Der Landesobmann der Freiheitlichen Arbeitnehmer (FA), AK-Rat Manfred Pühringer stellte fest, "dass die Freiheitlichen nicht nur den Slogan 'soziale Heimatpartei' nutzen, sondern sie dieses Motto auch leben und umsetzen." Kritik übte der FA-Landesobmann an der SPÖ "und wie sie mit den Arbeitnehmern umgehen. Die Abgehobenheit von manchen Funktionären suche seinesgleichen - ich erinnere nur an die Dienstwagendebatte von SPÖ-VOEST-Betriebsrat Sulzbacher." Pühringer zeigte auf, dass es durch die anhaltende Finanz- und Wirtschaftskrise zu immer mehr Kündigungen - vorwiegend bei Leiharbeitern - komme. Das mache vor allem auch dafür Arbeitnehmer Maßnahmen notwendig, damit sie nicht auf der Straße stehen, weil sie nicht mehr wissen, wie sie ihre monatlichen Fixzahlungen, etwa für die Wohnungen, begleichen sollen. "Hier ist aber auch ganz klar notwendig, dass die EU-Übergangsfrist wirklich bis zum Jahr 2013 ausgenutzt wird. Die Haltung von SPÖ und ÖVP ist nicht so klar, was die Billigarbeitnehmer aus dem Osten betrifft. Wir sagen klipp und klar: Die EU-Übergangsfristen müssen verlängert werden."

Landesparteiobmann Weinzinger zeigte zudem auf, "dass die sogenannte Mittelstandsmilliarde, die von der Regierung großspurig angekündigt wurde, nach wie vor nicht bei den Klein-und Mittelbetrieben ist, weil man sich nach wie vor noch nicht darauf geeinigt hat, welche Voraussetzungen gelten sollen und wer für die Überprüfung zuständig ist."

Der Spitzenkandidat der FPÖ Oberösterreich zur bevorstehenden Landtagswahl im Herbst 2009, NAbg. Dr. Manfred Haimbuchner kritisierte, "dass in dieser veritablen Wirtschaftskrise von der zuständigen Bundesregierung Scheinmaßnahmen gesetzt werden. Und vergleicht man die Arbeitslosenzahlen vom Jänner 2008 mit jenen vom Jänner dieses Jahres, so ist ein Plus von 20 Prozent in Oberösterreich traurige Realität. Da braucht man gar nicht die Frage stellen, ob die Maßnahmen von SPÖ und ÖVP wirken: Das Ergebnis ist ja mehr als deutlich ablesbar." Kritik übte Haimbuchner in weiterer Folge am Bankenhilfspaket, welches auf Bundesebene beschlossen werde. "Sinn war es, dass Geld in den Wirtschaftskreislauf kommt und die mittelständische Wirtschaft zu günstigen Krediten kommt. Das geschieht jedoch nicht", erneuerte Haimbuchner die Kritik der FPÖ, wonach hier keine Kontrolle durch den Rechnungshof vorgesehen ist. Die FPÖ trete für die Änderung der Bundesverfassung ein, dass es zu entsprechenden Kontrollen kommen muss, wenn die Republik Haftungen übernimmt. "Weder beim Bankenhilfspaket noch bei der AUA ist die Kontrolle sicher gestellt."

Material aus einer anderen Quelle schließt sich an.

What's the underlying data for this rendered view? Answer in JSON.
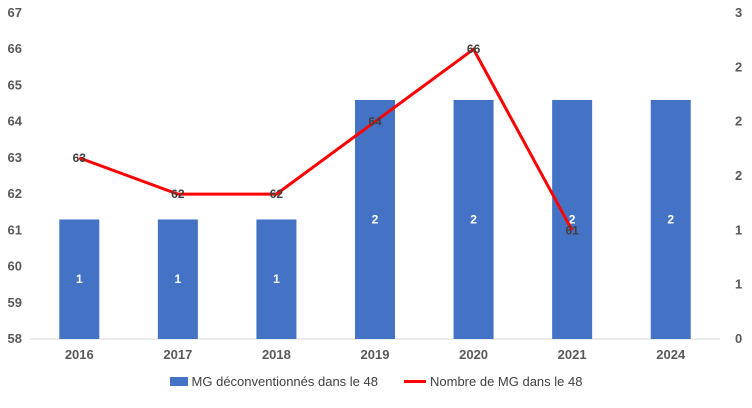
{
  "chart_data": {
    "type": "bar",
    "categories": [
      "2016",
      "2017",
      "2018",
      "2019",
      "2020",
      "2021",
      "2024"
    ],
    "series": [
      {
        "name": "MG déconventionnés dans le 48",
        "type": "bar",
        "axis": "right",
        "values": [
          1,
          1,
          1,
          2,
          2,
          2,
          2
        ],
        "labels": [
          "1",
          "1",
          "1",
          "2",
          "2",
          "2",
          "2"
        ],
        "color": "#4472c4"
      },
      {
        "name": "Nombre de MG dans le 48",
        "type": "line",
        "axis": "left",
        "values": [
          63,
          62,
          62,
          64,
          66,
          61,
          null
        ],
        "labels": [
          "63",
          "62",
          "62",
          "64",
          "66",
          "61",
          ""
        ],
        "color": "#ff0000"
      }
    ],
    "left_axis": {
      "ylim": [
        58,
        67
      ],
      "ticks": [
        "58",
        "59",
        "60",
        "61",
        "62",
        "63",
        "64",
        "65",
        "66",
        "67"
      ]
    },
    "right_axis": {
      "ylim": [
        0,
        3
      ],
      "ticks": [
        "0",
        "1",
        "1",
        "2",
        "2",
        "2",
        "3"
      ]
    },
    "legend_position": "bottom",
    "grid": false
  },
  "legend": {
    "bar_label": "MG déconventionnés dans le 48",
    "line_label": "Nombre de MG dans le 48"
  }
}
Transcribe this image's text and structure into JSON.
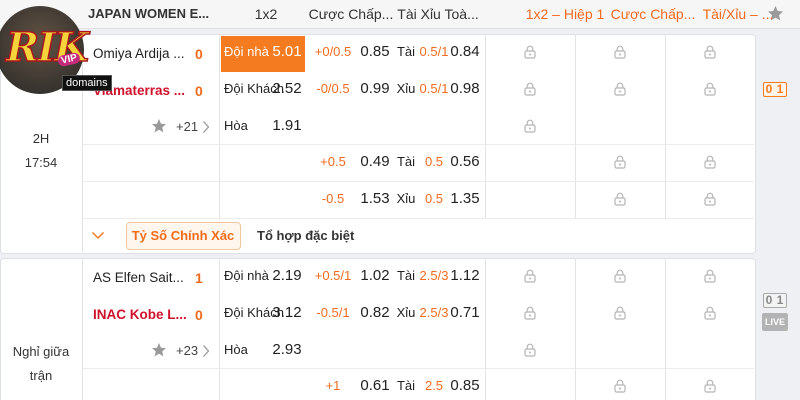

"Unser Ziel ist, es dass die Arbeitsplätze erhalten und die Betriebe gesund werden können, wenn sie Kapital zu Verfügung haben", betonte Haimbuchner, "dass es auch bei der bevorstehenden Arbeiterkammerwahl um eine vernünftige Arbeitnehmerpolitik geht, wo die Interessen der Arbeitnehmer im Vordergrund stehen." Und der AK-Spitzenkandidat Manfred Pühringer ergänzte abschließend: "Kontrolle in der Arbeiterkammer ist wichtig und notwendig. AK-Präsident Kalliauer ist aufgefordert, offen zu legen, wo die Gelder für die Plakat- und Inseratenkampagne mit dem Schauspieler Harald Krassnitzer herkommen."